Lead study author Janna Friedly, M.D., who is also an assistant professor in rehabilitation medicine at the University of Washington in Seattle, examined patients who received corticosteroid injections in combination with local anesthetic or just a local anesthetic.

Researchers looked to determine if the combination treatment lessened pain experienced by the patients more than an anesthetic, alone.

Dr. Friedly and colleagues assigned 400 spinal stenosis patients to either receive a local anesthetic or a combination anesthetic treatment with steroids. The participants were then asked to rate their pain on a scale of 0-10 after receiving the injection for three and six weeks. They were also asked to report on physical limitations from a 0-24 scale range, called the Roland-Morris Disability Questionnaire.

Findings revealed that the steroid group had slightly less pain and physical limitations after three weeks than the anesthetic-only group. However, the analysis showed no significant difference in physical limitation or pain intensity scores between the groups after six weeks of receiving the shots.

Furthermore, researchers found that 67 percent of the patients who received steroids were "very" or "somewhat" satisfied compared to 54 percent of those who received the anesthetic alone.

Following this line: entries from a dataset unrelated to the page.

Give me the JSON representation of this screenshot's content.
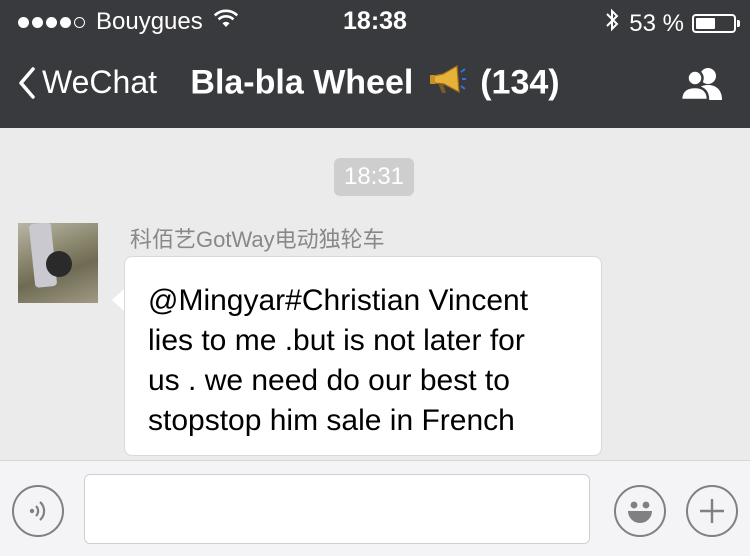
{
  "status_bar": {
    "carrier": "Bouygues",
    "time": "18:38",
    "battery_percent": "53 %",
    "battery_level": 0.53,
    "signal_filled_dots": 4,
    "signal_total_dots": 5
  },
  "nav": {
    "back_label": "WeChat",
    "title_main": "Bla-bla Wheel",
    "title_count": "(134)"
  },
  "chat": {
    "timestamp": "18:31",
    "messages": [
      {
        "sender": "科佰艺GotWay电动独轮车",
        "text": "@Mingyar#Christian  Vincent\nlies to me .but is not later for\nus . we need  do our best to\nstopstop him sale in  French"
      }
    ]
  },
  "input": {
    "value": "",
    "placeholder": ""
  },
  "colors": {
    "header_bg": "#393a3e",
    "chat_bg": "#ebebeb",
    "bubble_bg": "#ffffff",
    "input_bar_bg": "#f4f4f6"
  },
  "icons": {
    "back": "chevron-left-icon",
    "megaphone": "megaphone-icon",
    "contacts": "group-contacts-icon",
    "voice": "voice-icon",
    "emoji": "emoji-icon",
    "plus": "plus-icon",
    "wifi": "wifi-icon",
    "bluetooth": "bluetooth-icon",
    "battery": "battery-icon"
  }
}
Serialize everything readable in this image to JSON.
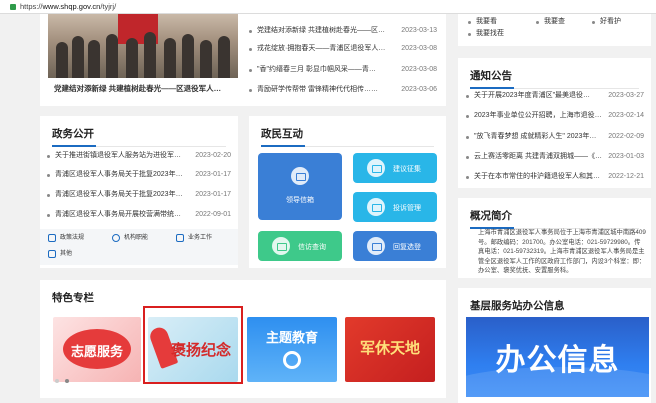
{
  "browser": {
    "url_prefix": "https://",
    "url_host": "www.shqp.gov.cn",
    "url_path": "/tyjrj/"
  },
  "top_news": {
    "photo_caption": "党建结对添新绿 共建植树赴春光——区退役军人…",
    "items": [
      {
        "title": "党建结对添新绿 共建植树赴春光——区…",
        "date": "2023-03-13"
      },
      {
        "title": "戎花绽放·拥抱春天——青浦区退役军人…",
        "date": "2023-03-08"
      },
      {
        "title": "\"香\"约缙春三月 彰显巾帼风采——青…",
        "date": "2023-03-08"
      },
      {
        "title": "青励研学传帮带 雷锋精神代代相传……",
        "date": "2023-03-06"
      }
    ]
  },
  "quick_top": {
    "links": [
      "我要看",
      "我要查",
      "好看护",
      "我要找茬"
    ]
  },
  "gov_affairs": {
    "title": "政务公开",
    "items": [
      {
        "title": "关于推进街镇退役军人服务站为进役军…",
        "date": "2023-02-20"
      },
      {
        "title": "青浦区退役军人事务局关于批复2023年…",
        "date": "2023-01-17"
      },
      {
        "title": "青浦区退役军人事务局关于批复2023年…",
        "date": "2023-01-17"
      },
      {
        "title": "青浦区退役军人事务局开展校营满带统…",
        "date": "2022-09-01"
      }
    ],
    "quick_links": [
      "政策法规",
      "机构职能",
      "业务工作",
      "其他"
    ]
  },
  "interaction": {
    "title": "政民互动",
    "tiles": {
      "mailbox": "领导信箱",
      "suggest": "建议征集",
      "complaint": "投诉管理",
      "query": "信访查询",
      "reply": "回复选登"
    }
  },
  "notices": {
    "title": "通知公告",
    "items": [
      {
        "title": "关于开展2023年度青浦区\"最美退役…",
        "date": "2023-03-27"
      },
      {
        "title": "2023年事业单位公开招聘，上海市退役…",
        "date": "2023-02-14"
      },
      {
        "title": "\"放飞青春梦想 成就精彩人生\" 2023年…",
        "date": "2022-02-09"
      },
      {
        "title": "云上赛活零距离 共建青浦双拥城——《…",
        "date": "2023-01-03"
      },
      {
        "title": "关于在本市常住的非沪籍退役军人和其…",
        "date": "2022-12-21"
      }
    ]
  },
  "overview": {
    "title": "概况简介",
    "text": "上海市青浦区退役军人事务局位于上海市青浦区城中南路409号。邮政编码：201700。办公室电话：021-59729980。传真电话：021-59732319。上海市青浦区退役军人事务局是主管全区退役军人工作的区政府工作部门，内设3个科室：即：办公室、褒奖优抚、安置服务科。"
  },
  "special": {
    "title": "特色专栏",
    "banners": [
      "志愿服务",
      "褒扬纪念",
      "主题教育",
      "军休天地"
    ]
  },
  "grassroots": {
    "title": "基层服务站办公信息",
    "banner_text": "办公信息"
  },
  "colors": {
    "accent": "#1b6bc1",
    "highlight_border": "#d91f1f",
    "tile_blue": "#3a7fd6",
    "tile_cyan": "#29b6e8",
    "tile_green": "#3ec98a"
  }
}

Researchers said they believe that the outcome may be due to the slight initial benefit witness from the corticosteroid injections. 

"Compared to injections with local anesthetic alone, injections with glucocorticoids provided these patients with minimal or no additional benefit," Dr Friedly said, in a news release.

"If patients are considering an epidural injection, they should talk to their doctor about a lidocaine-only injection, given that corticosteroids do pose risks and this study found that they provided no significant added benefit at six weeks."